Among my top ten financial planning resolutions, number 7 is to determine how much risk you can handle.
Risk and return are linked: the higher the potential return, the greater the risk. Treasury Bills and Notes have almost no risk to principal; corporate bonds and junk bonds have more; stocks still more. It all has to do with where the investment lies on the cash-flow food chain. The government (almost) always gets paid; then debts get paid; finally owners get what’s left over. But the owners benefit most from any growth.
Higher risk doesn’t always mean higher returns. But higher potential returns require higher risk. That’s a verity of finance. If you want the upside, you have to deal with the possible downside. And as we know, the downside sometimes happens.
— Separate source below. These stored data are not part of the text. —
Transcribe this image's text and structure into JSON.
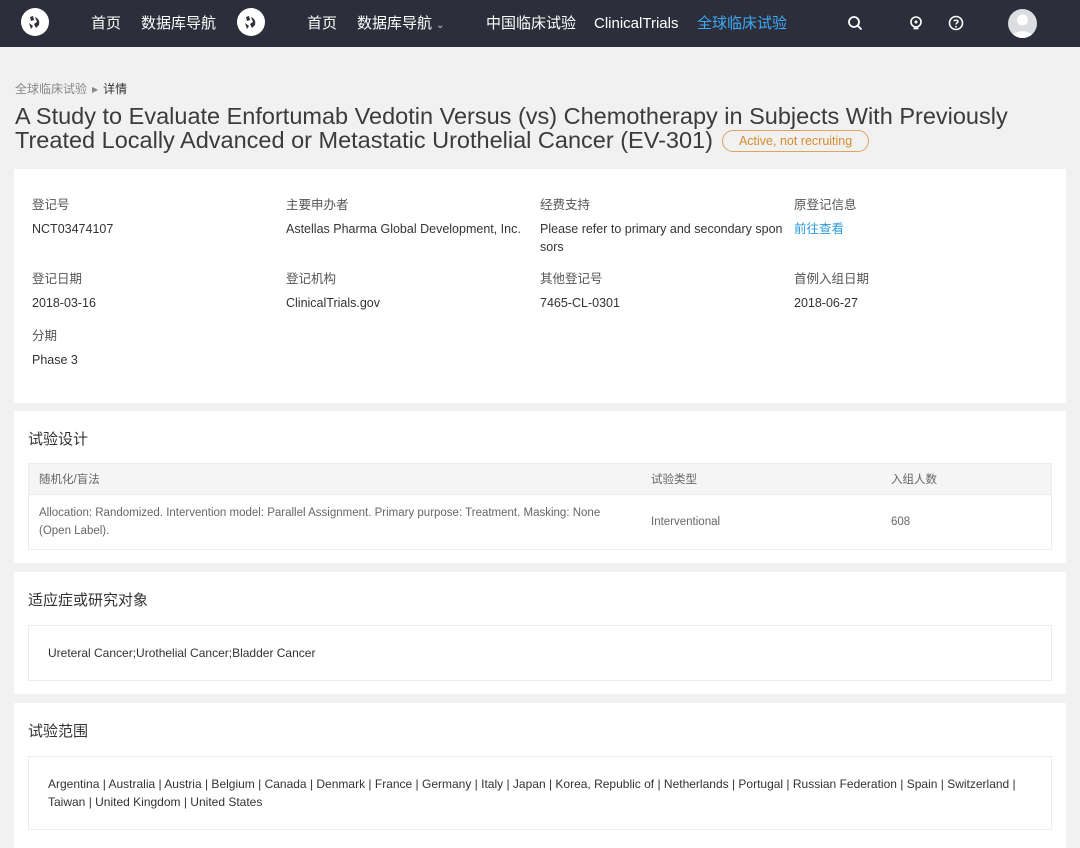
{
  "nav": {
    "home_1": "首页",
    "db_nav_1": "数据库导航",
    "home_2": "首页",
    "db_nav_2": "数据库导航",
    "cn_trials": "中国临床试验",
    "clinicaltrials": "ClinicalTrials",
    "global_trials": "全球临床试验",
    "icons": [
      "search-icon",
      "lightbulb-icon",
      "help-icon",
      "user-avatar"
    ],
    "accent_color": "#3fa9f5",
    "bg_color": "#2c2f3b"
  },
  "breadcrumb": {
    "parent": "全球临床试验",
    "current": "详情"
  },
  "trial": {
    "title": "A Study to Evaluate Enfortumab Vedotin Versus (vs) Chemotherapy in Subjects With Previously Treated Locally Advanced or Metastatic Urothelial Cancer (EV-301)",
    "status": "Active, not recruiting",
    "status_color": "#d88b2c"
  },
  "info": {
    "reg_no_label": "登记号",
    "reg_no": "NCT03474107",
    "sponsor_label": "主要申办者",
    "sponsor": "Astellas Pharma Global Development, Inc.",
    "funding_label": "经费支持",
    "funding": "Please refer to primary and secondary sponsors",
    "orig_label": "原登记信息",
    "orig_link": "前往查看",
    "reg_date_label": "登记日期",
    "reg_date": "2018-03-16",
    "reg_org_label": "登记机构",
    "reg_org": "ClinicalTrials.gov",
    "other_no_label": "其他登记号",
    "other_no": "7465-CL-0301",
    "first_enroll_label": "首例入组日期",
    "first_enroll": "2018-06-27",
    "phase_label": "分期",
    "phase": "Phase 3"
  },
  "design": {
    "section_title": "试验设计",
    "columns": [
      "随机化/盲法",
      "试验类型",
      "入组人数"
    ],
    "rows": [
      {
        "design": "Allocation: Randomized. Intervention model: Parallel Assignment. Primary purpose: Treatment. Masking: None (Open Label).",
        "type": "Interventional",
        "enrollment": "608"
      }
    ]
  },
  "conditions": {
    "section_title": "适应症或研究对象",
    "text": "Ureteral Cancer;Urothelial Cancer;Bladder Cancer"
  },
  "scope": {
    "section_title": "试验范围",
    "text": "Argentina | Australia | Austria | Belgium | Canada | Denmark | France | Germany | Italy | Japan | Korea, Republic of | Netherlands | Portugal | Russian Federation | Spain | Switzerland | Taiwan | United Kingdom | United States"
  }
}
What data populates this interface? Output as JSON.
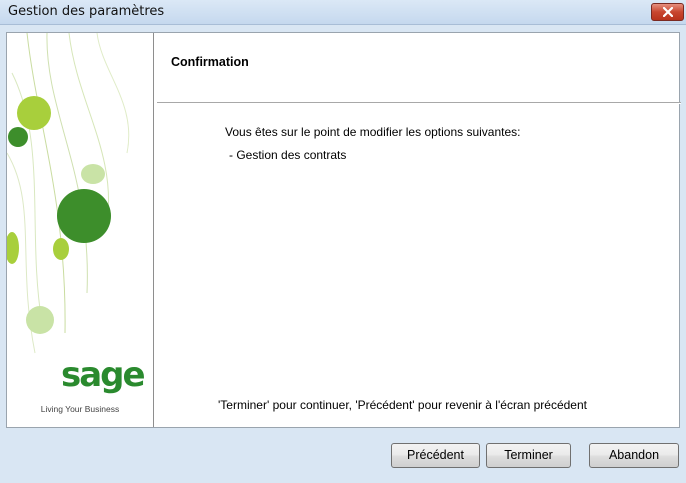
{
  "window": {
    "title": "Gestion des paramètres"
  },
  "page": {
    "heading": "Confirmation",
    "intro": "Vous êtes sur le point de modifier les options suivantes:",
    "options": [
      "- Gestion des contrats"
    ],
    "footer": "'Terminer' pour continuer, 'Précédent' pour revenir à l'écran précédent"
  },
  "sidebar": {
    "logo": "sage",
    "tagline": "Living Your Business",
    "colors": {
      "logo": "#2a8a2e",
      "leaf_light": "#a8cf3c",
      "leaf_dark": "#3d8e2b"
    }
  },
  "buttons": {
    "previous": "Précédent",
    "finish": "Terminer",
    "cancel": "Abandon"
  }
}
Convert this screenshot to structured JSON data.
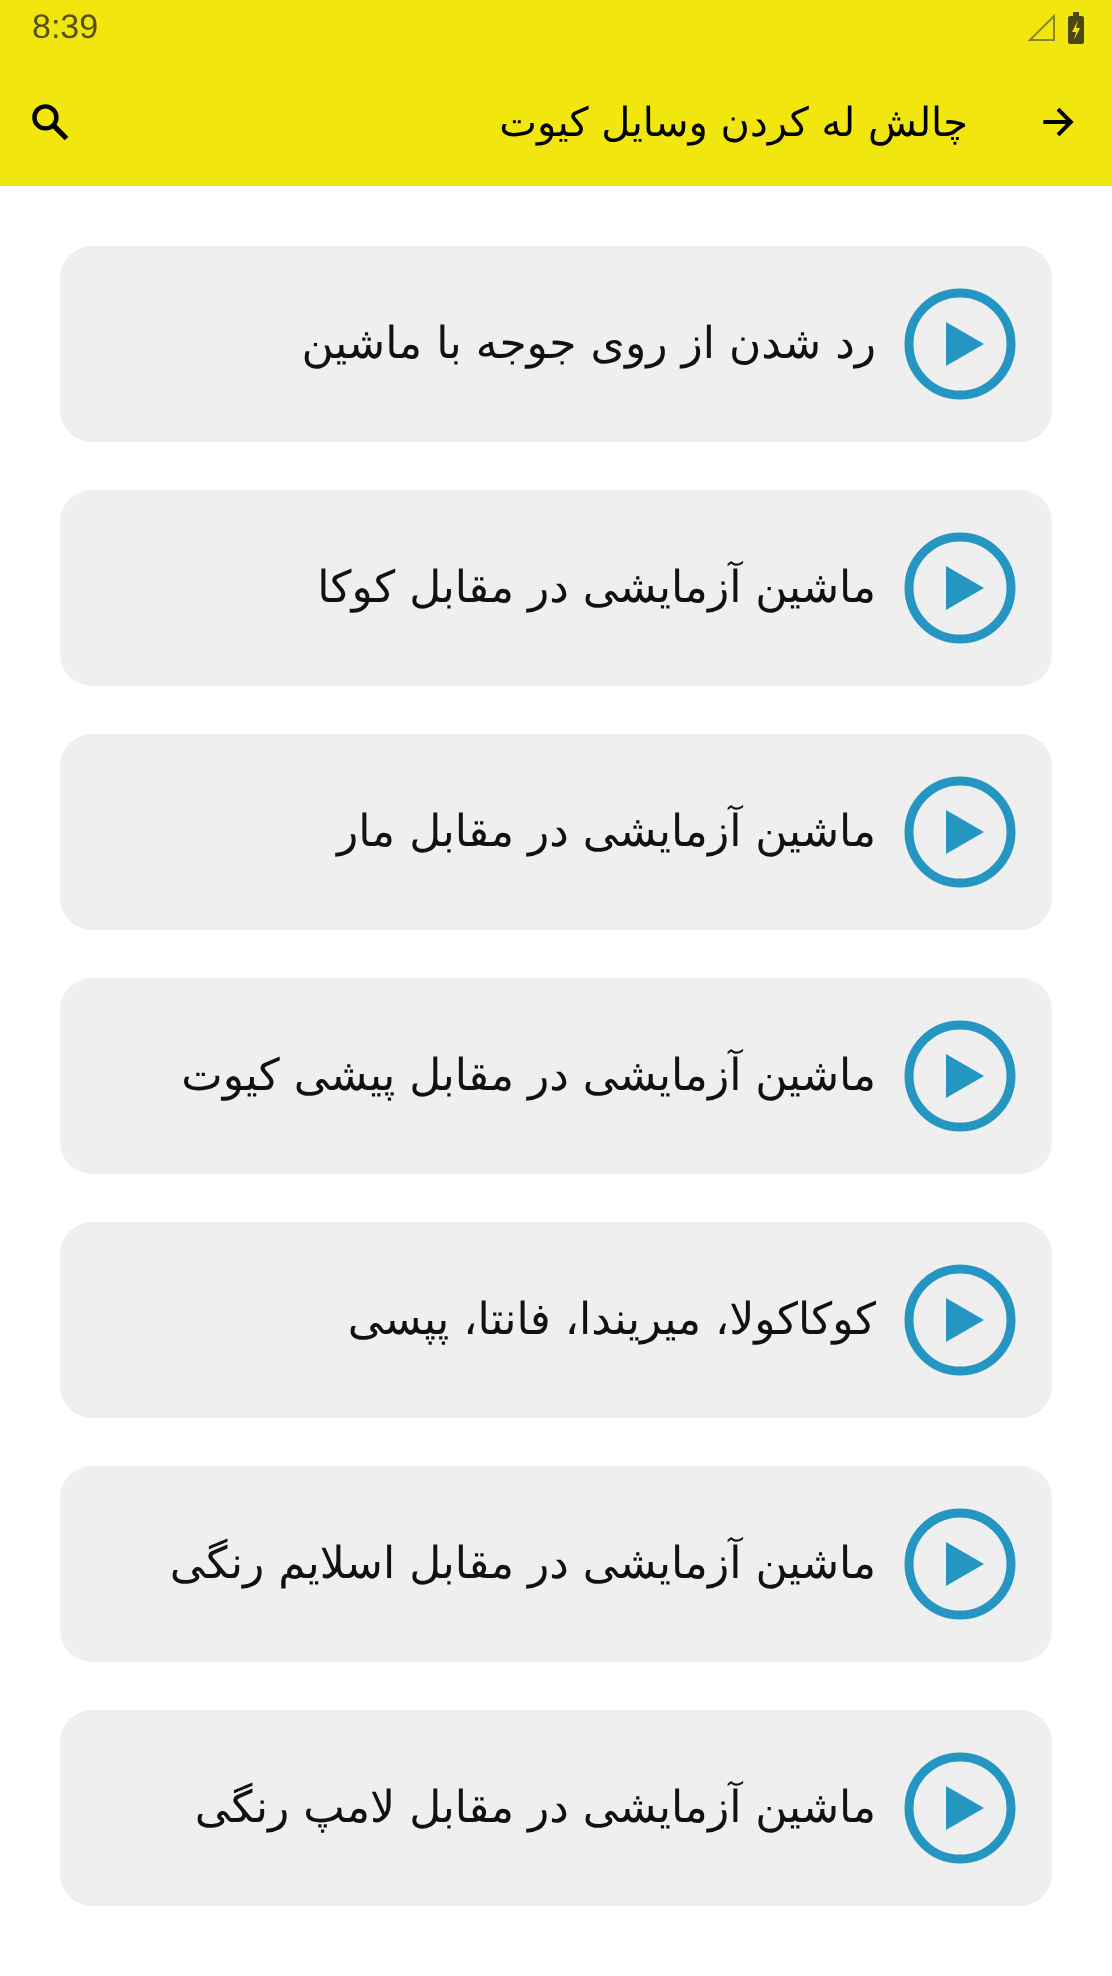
{
  "status_bar": {
    "time": "8:39"
  },
  "app_bar": {
    "title": "چالش له کردن وسایل کیوت"
  },
  "videos": [
    {
      "title": "رد شدن از روی جوجه با ماشین"
    },
    {
      "title": "ماشین آزمایشی در مقابل کوکا"
    },
    {
      "title": "ماشین آزمایشی در مقابل مار"
    },
    {
      "title": "ماشین آزمایشی در مقابل پیشی کیوت"
    },
    {
      "title": "کوکاکولا، میریندا، فانتا، پپسی"
    },
    {
      "title": "ماشین آزمایشی در مقابل اسلایم رنگی"
    },
    {
      "title": "ماشین آزمایشی در مقابل لامپ رنگی"
    }
  ]
}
That’s why investment pros start with risk—how much you can handle—before they get to return. And there’s a pretty simple test to figure out your risk tolerance. Imagine your nest-egg cut in half. That’s how much the stock market has fallen the last two cycles. If you think you could hold on through that and not panic at the bottom, you can probably tolerate a diversified equity portfolio.
If not, imagine your portfolio down by 15%. That’s what a serious bond market decline entails. If that’s too much, short-term bonds are usually limited to about a 5% decline. If that’s too much, stick to FDIC-insured bank CDs. But you’ll have to settle for 1-2% returns, because safety doesn’t pay well.
A mixture of stocks, bonds and cash will fluctuate over time. How much fluctuation you can handle will determine what proportions to use. That’s a critical factor in knowing yourself, and a critical element in managing your portfolio.